Ao famoso grande público, resta o destino dos escravos psicológicos. Não é apenas que ele esteja paralisado pelo fetiche do amadurecimento e da beleza. Talvez se trate de algo muito mais simples: colado perpetuamente à tela do celular, esse público nunca fecha os olhos para a luz opressora dos seus modelos. Até eu, quando fiz meus primeiros bolos na adolescência, ou minhas redações na infância, fiz questão de fazer sozinho, de testar minhas próprias capacidades. Não havia nem um pâtissier estrelado e francês para me oprimir com sua massa perfeita, nem um Machado de Assis esfregando na minha cara seu estilo soberbamente invisível.

Você vai tentar fazer as coisas sozinho, e depois, claro, pode voltar aos modelos em busca de critérios.

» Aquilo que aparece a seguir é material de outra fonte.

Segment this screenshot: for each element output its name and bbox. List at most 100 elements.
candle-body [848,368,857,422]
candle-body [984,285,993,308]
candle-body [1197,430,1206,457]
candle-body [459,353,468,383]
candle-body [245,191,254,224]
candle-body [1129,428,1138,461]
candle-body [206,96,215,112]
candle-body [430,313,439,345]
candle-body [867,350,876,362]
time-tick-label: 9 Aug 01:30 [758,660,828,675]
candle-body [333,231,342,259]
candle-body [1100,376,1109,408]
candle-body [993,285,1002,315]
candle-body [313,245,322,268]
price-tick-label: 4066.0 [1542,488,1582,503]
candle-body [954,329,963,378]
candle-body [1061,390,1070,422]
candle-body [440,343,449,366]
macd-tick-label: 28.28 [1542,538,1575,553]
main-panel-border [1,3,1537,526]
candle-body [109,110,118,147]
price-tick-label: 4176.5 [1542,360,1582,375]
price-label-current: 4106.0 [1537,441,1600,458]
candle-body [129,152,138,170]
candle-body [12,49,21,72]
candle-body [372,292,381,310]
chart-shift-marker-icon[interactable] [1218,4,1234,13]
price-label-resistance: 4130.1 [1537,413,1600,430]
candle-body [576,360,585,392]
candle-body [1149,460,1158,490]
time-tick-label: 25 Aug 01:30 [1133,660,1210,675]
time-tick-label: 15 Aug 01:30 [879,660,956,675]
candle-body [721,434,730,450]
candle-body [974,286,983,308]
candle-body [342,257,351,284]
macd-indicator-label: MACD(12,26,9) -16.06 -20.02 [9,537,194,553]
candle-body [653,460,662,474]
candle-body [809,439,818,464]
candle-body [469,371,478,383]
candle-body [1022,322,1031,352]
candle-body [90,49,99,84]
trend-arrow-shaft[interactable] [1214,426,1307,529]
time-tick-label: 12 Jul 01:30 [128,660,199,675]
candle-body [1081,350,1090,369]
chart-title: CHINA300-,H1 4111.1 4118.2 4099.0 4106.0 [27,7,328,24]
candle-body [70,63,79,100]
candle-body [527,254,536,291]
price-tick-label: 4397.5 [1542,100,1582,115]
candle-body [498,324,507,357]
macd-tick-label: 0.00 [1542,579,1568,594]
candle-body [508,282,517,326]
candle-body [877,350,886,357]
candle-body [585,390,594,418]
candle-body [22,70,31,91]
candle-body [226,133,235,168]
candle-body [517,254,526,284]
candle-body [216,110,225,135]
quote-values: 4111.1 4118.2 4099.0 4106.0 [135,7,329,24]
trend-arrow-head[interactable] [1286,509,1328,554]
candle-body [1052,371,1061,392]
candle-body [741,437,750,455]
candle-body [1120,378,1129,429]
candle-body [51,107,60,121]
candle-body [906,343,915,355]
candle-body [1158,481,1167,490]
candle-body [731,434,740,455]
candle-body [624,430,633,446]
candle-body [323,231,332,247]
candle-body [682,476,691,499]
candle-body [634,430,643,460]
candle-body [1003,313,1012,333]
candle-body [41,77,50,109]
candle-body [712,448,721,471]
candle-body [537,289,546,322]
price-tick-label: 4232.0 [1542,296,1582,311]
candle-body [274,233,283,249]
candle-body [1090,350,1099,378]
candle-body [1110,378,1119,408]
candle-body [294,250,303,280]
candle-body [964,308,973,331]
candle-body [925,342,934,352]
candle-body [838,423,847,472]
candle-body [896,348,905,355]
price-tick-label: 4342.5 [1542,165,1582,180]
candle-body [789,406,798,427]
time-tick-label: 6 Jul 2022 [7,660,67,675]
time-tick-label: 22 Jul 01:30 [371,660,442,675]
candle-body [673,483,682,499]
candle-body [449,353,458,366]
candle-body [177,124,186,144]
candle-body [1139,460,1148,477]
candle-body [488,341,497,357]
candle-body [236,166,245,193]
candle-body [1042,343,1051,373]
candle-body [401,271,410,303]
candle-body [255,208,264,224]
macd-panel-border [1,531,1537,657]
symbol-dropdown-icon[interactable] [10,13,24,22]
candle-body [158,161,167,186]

Um estudante de artes visuais senta na frente de um quadro, no museu (quem nunca viu a cena?) e desenha o quadro; mas esse estudante também tenta produzir suas obras próprias tendo os modelos como referências, mas não como presenças próximas, constantes e, por isso, opressoras.

Esse estudante, assim como uma criança, chegará à maturidade — assim que parar de filosofar sobre o que é a beleza, sobre o que é a maturidade, e fizer alguma coisa.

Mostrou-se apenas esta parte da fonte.